Hello,

First post,  searched around for an answer but maybe I'm not using the
proper lingo.   sorry in advance if this has been covered previously.



3 machines involved,  3rd is where commands are being issued from (tor-hm1)
 it is local to tor-xfer.

tor-hm1 - local network - behind NAT
tor-xfer - local network - behind NAT
chn-xfer remote network - public IP

This command works as expected,  moving data from tor-xfer to chn-xfer,

[hpcdata1@tor-hm1 ~]$ globus-url-copy -vb -cd -p 2 sshftp://
hpcda...@tor-xfer.removed.com/var/tmp/outtest.gz sshftp://hpcdata1@chn-xfer.
removed.com/var/tmp/outtest.gz

Attempting to move data in the other direction from chn to tor,  this
command will fail:

[hpcdata1@chn-xfer ~] globus-url-copy -vb -cd -p 2 sshftp://
hpcda...@chn-xfer.removed.com/var/tmp/chn-300k.fl sshftp://
hpcda...@tor-xfer.removed.com/var/tmp/chn-300k.fl

tor-hm1,  and tor-xfer are RFC1918 numbered and behind a NAT firewall with
1 to 1 mapping to an outside address on the firewall.       Any traffic
hitting this outside IP will be forwarded to tor-xfer.  THis has been
tested and confirmed to work,  there are no readability issues from the
remote network for any ports.

chn-xfer has an interface on a rotatable public IP,  no NAT.

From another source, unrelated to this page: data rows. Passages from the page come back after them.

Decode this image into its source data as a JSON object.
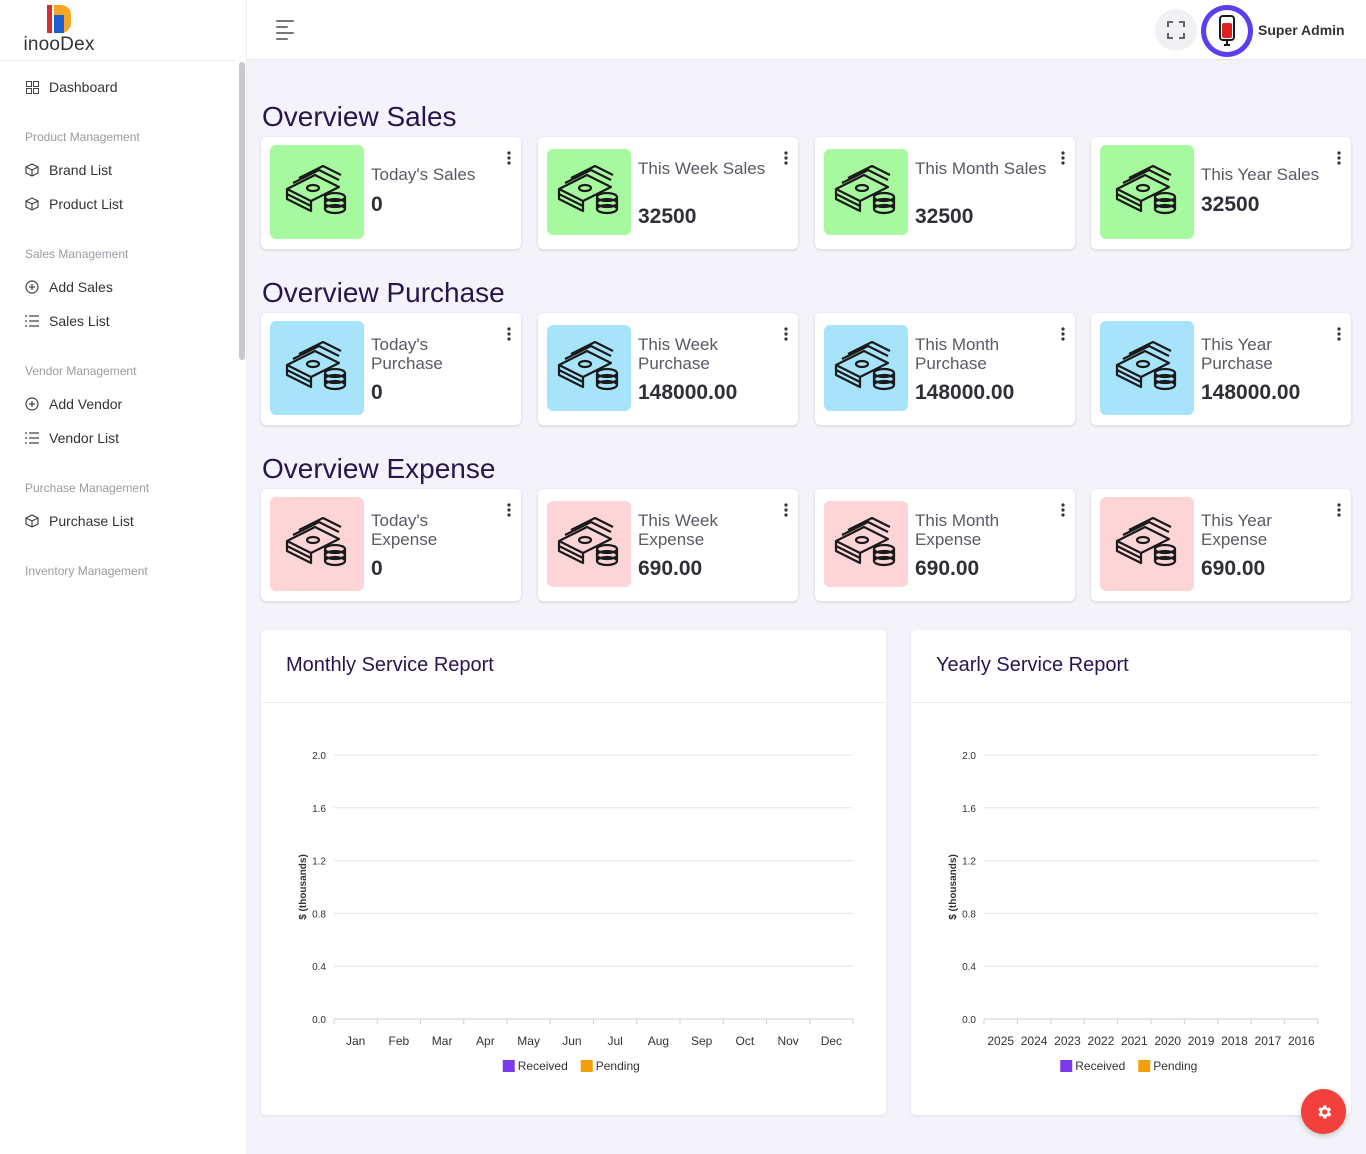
{
  "brand": {
    "name": "inooDex"
  },
  "sidebar": {
    "dashboard": {
      "label": "Dashboard",
      "icon": "grid-icon"
    },
    "sections": [
      {
        "title": "Product Management",
        "items": [
          {
            "label": "Brand List",
            "icon": "box-icon"
          },
          {
            "label": "Product List",
            "icon": "box-icon"
          }
        ]
      },
      {
        "title": "Sales Management",
        "items": [
          {
            "label": "Add Sales",
            "icon": "plus-circle-icon"
          },
          {
            "label": "Sales List",
            "icon": "list-icon"
          }
        ]
      },
      {
        "title": "Vendor Management",
        "items": [
          {
            "label": "Add Vendor",
            "icon": "plus-circle-icon"
          },
          {
            "label": "Vendor List",
            "icon": "list-icon"
          }
        ]
      },
      {
        "title": "Purchase Management",
        "items": [
          {
            "label": "Purchase List",
            "icon": "box-icon"
          }
        ]
      },
      {
        "title": "Inventory Management",
        "items": []
      }
    ]
  },
  "topbar": {
    "user_name": "Super Admin"
  },
  "overview": {
    "sales": {
      "title": "Overview Sales",
      "color": "#a6f99e",
      "cards": [
        {
          "label": "Today's Sales",
          "value": "0"
        },
        {
          "label": "This Week Sales",
          "value": "32500"
        },
        {
          "label": "This Month Sales",
          "value": "32500"
        },
        {
          "label": "This Year Sales",
          "value": "32500"
        }
      ]
    },
    "purchase": {
      "title": "Overview Purchase",
      "color": "#a7e3fb",
      "cards": [
        {
          "label": "Today's Purchase",
          "value": "0"
        },
        {
          "label": "This Week Purchase",
          "value": "148000.00"
        },
        {
          "label": "This Month Purchase",
          "value": "148000.00"
        },
        {
          "label": "This Year Purchase",
          "value": "148000.00"
        }
      ]
    },
    "expense": {
      "title": "Overview Expense",
      "color": "#fdd5d7",
      "cards": [
        {
          "label": "Today's Expense",
          "value": "0"
        },
        {
          "label": "This Week Expense",
          "value": "690.00"
        },
        {
          "label": "This Month Expense",
          "value": "690.00"
        },
        {
          "label": "This Year Expense",
          "value": "690.00"
        }
      ]
    }
  },
  "chart_data": [
    {
      "type": "bar",
      "title": "Monthly Service Report",
      "ylabel": "$ (thousands)",
      "xlabel": "",
      "ylim": [
        0,
        2.0
      ],
      "yticks": [
        "0.0",
        "0.4",
        "0.8",
        "1.2",
        "1.6",
        "2.0"
      ],
      "categories": [
        "Jan",
        "Feb",
        "Mar",
        "Apr",
        "May",
        "Jun",
        "Jul",
        "Aug",
        "Sep",
        "Oct",
        "Nov",
        "Dec"
      ],
      "series": [
        {
          "name": "Received",
          "color": "#7c3aed",
          "values": [
            0,
            0,
            0,
            0,
            0,
            0,
            0,
            0,
            0,
            0,
            0,
            0
          ]
        },
        {
          "name": "Pending",
          "color": "#f59e0b",
          "values": [
            0,
            0,
            0,
            0,
            0,
            0,
            0,
            0,
            0,
            0,
            0,
            0
          ]
        }
      ],
      "grid": true,
      "legend": "bottom"
    },
    {
      "type": "bar",
      "title": "Yearly Service Report",
      "ylabel": "$ (thousands)",
      "xlabel": "",
      "ylim": [
        0,
        2.0
      ],
      "yticks": [
        "0.0",
        "0.4",
        "0.8",
        "1.2",
        "1.6",
        "2.0"
      ],
      "categories": [
        "2025",
        "2024",
        "2023",
        "2022",
        "2021",
        "2020",
        "2019",
        "2018",
        "2017",
        "2016"
      ],
      "series": [
        {
          "name": "Received",
          "color": "#7c3aed",
          "values": [
            0,
            0,
            0,
            0,
            0,
            0,
            0,
            0,
            0,
            0
          ]
        },
        {
          "name": "Pending",
          "color": "#f59e0b",
          "values": [
            0,
            0,
            0,
            0,
            0,
            0,
            0,
            0,
            0,
            0
          ]
        }
      ],
      "grid": true,
      "legend": "bottom"
    }
  ]
}
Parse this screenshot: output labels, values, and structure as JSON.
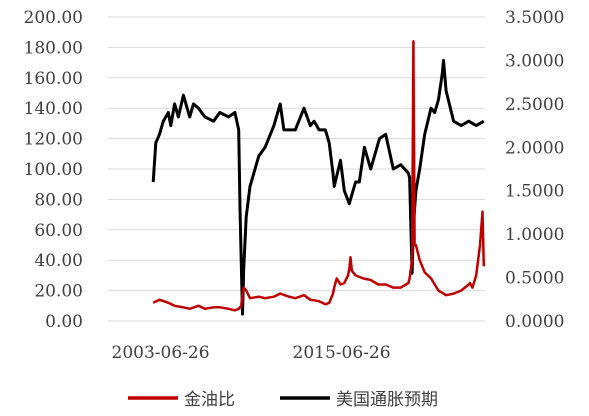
{
  "chart_data": {
    "type": "line",
    "x_tick_labels": [
      "2003-06-26",
      "2015-06-26"
    ],
    "x_range": [
      "2000-01-01",
      "2024-12-31"
    ],
    "left_axis": {
      "ticks": [
        "0.00",
        "20.00",
        "40.00",
        "60.00",
        "80.00",
        "100.00",
        "120.00",
        "140.00",
        "160.00",
        "180.00",
        "200.00"
      ],
      "ylim": [
        0,
        200
      ]
    },
    "right_axis": {
      "ticks": [
        "0.0000",
        "0.5000",
        "1.0000",
        "1.5000",
        "2.0000",
        "2.5000",
        "3.0000",
        "3.5000"
      ],
      "ylim": [
        0,
        3.5
      ]
    },
    "legend_position": "bottom",
    "series": [
      {
        "name": "金油比",
        "axis": "left",
        "color": "#c00000",
        "x": [
          "2003-01",
          "2003-06",
          "2004-01",
          "2004-06",
          "2005-01",
          "2005-06",
          "2006-01",
          "2006-06",
          "2007-01",
          "2007-06",
          "2008-01",
          "2008-06",
          "2008-09",
          "2008-11",
          "2008-12",
          "2009-01",
          "2009-03",
          "2009-06",
          "2010-01",
          "2010-06",
          "2011-01",
          "2011-06",
          "2012-01",
          "2012-06",
          "2013-01",
          "2013-06",
          "2014-01",
          "2014-06",
          "2014-09",
          "2014-12",
          "2015-01",
          "2015-03",
          "2015-06",
          "2015-09",
          "2015-12",
          "2016-01",
          "2016-02",
          "2016-03",
          "2016-06",
          "2016-12",
          "2017-06",
          "2017-12",
          "2018-06",
          "2018-12",
          "2019-06",
          "2019-12",
          "2020-01",
          "2020-03",
          "2020-04",
          "2020-05",
          "2020-06",
          "2020-09",
          "2021-01",
          "2021-06",
          "2021-12",
          "2022-06",
          "2022-12",
          "2023-06",
          "2023-12",
          "2024-01",
          "2024-03",
          "2024-06",
          "2024-09",
          "2024-11",
          "2024-12"
        ],
        "y": [
          12,
          14,
          12,
          10,
          9,
          8,
          10,
          8,
          9,
          9,
          8,
          7,
          8,
          10,
          18,
          22,
          20,
          15,
          16,
          15,
          16,
          18,
          16,
          15,
          17,
          14,
          13,
          11,
          12,
          18,
          22,
          28,
          24,
          25,
          30,
          34,
          42,
          33,
          30,
          28,
          27,
          24,
          24,
          22,
          22,
          25,
          28,
          40,
          184,
          50,
          50,
          40,
          32,
          28,
          20,
          17,
          18,
          20,
          24,
          25,
          22,
          30,
          50,
          72,
          36
        ]
      },
      {
        "name": "美国通胀预期",
        "axis": "right",
        "color": "#000000",
        "x": [
          "2003-01",
          "2003-03",
          "2003-06",
          "2003-09",
          "2004-01",
          "2004-03",
          "2004-06",
          "2004-09",
          "2005-01",
          "2005-06",
          "2005-09",
          "2006-01",
          "2006-06",
          "2007-01",
          "2007-06",
          "2008-01",
          "2008-06",
          "2008-09",
          "2008-10",
          "2008-11",
          "2008-12",
          "2009-01",
          "2009-03",
          "2009-06",
          "2010-01",
          "2010-06",
          "2011-01",
          "2011-06",
          "2011-09",
          "2012-01",
          "2012-06",
          "2013-01",
          "2013-06",
          "2013-09",
          "2014-01",
          "2014-06",
          "2014-09",
          "2014-12",
          "2015-01",
          "2015-06",
          "2015-09",
          "2016-01",
          "2016-02",
          "2016-06",
          "2016-09",
          "2017-01",
          "2017-06",
          "2018-01",
          "2018-06",
          "2018-12",
          "2019-06",
          "2019-12",
          "2020-01",
          "2020-03",
          "2020-04",
          "2020-06",
          "2020-09",
          "2021-01",
          "2021-06",
          "2021-09",
          "2021-12",
          "2022-03",
          "2022-04",
          "2022-06",
          "2022-12",
          "2023-06",
          "2023-12",
          "2024-06",
          "2024-12"
        ],
        "y": [
          1.6,
          2.05,
          2.15,
          2.3,
          2.4,
          2.25,
          2.5,
          2.35,
          2.6,
          2.35,
          2.5,
          2.45,
          2.35,
          2.3,
          2.4,
          2.35,
          2.4,
          2.2,
          1.3,
          0.7,
          0.08,
          0.6,
          1.2,
          1.55,
          1.9,
          2.0,
          2.25,
          2.5,
          2.2,
          2.2,
          2.2,
          2.45,
          2.25,
          2.3,
          2.2,
          2.2,
          2.05,
          1.7,
          1.55,
          1.85,
          1.5,
          1.35,
          1.4,
          1.6,
          1.6,
          2.0,
          1.75,
          2.1,
          2.15,
          1.75,
          1.8,
          1.7,
          1.65,
          0.55,
          1.1,
          1.5,
          1.75,
          2.15,
          2.45,
          2.4,
          2.55,
          2.85,
          3.0,
          2.65,
          2.3,
          2.25,
          2.3,
          2.25,
          2.3
        ]
      }
    ]
  }
}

tor-hm1 and tor-xfer use internal DNS.    The answers returned are not the
same as what the internet name servers will return when asking for host
lookups. think split dns.

What appears to be happening is when tor-hm1 contacts chn-xfer,   it asks
it to  "connect to this IP and send this file",  the problem is it is
telling chn-xfer to connect back to the RFC1918 IP address,  not the public
one.  which of course it can't reach.  This was verified via packet trace,
 chn-xfer attempts to connect to tor-xfer's internal IP.



*My question:,  Is there a method to force the hostname to be passed over
to the remote server instead of the IP, so the remote end does the lookup?*
  If chn-xfer did its own lookup on the name,  it would get the 'proper' IP
to use and things would likely be good again.



 While I could be wrong,  it would seem to be a better idea to have the
local NS used instead of the requester doing this for them,  what is the
thinking here?  Just curious really.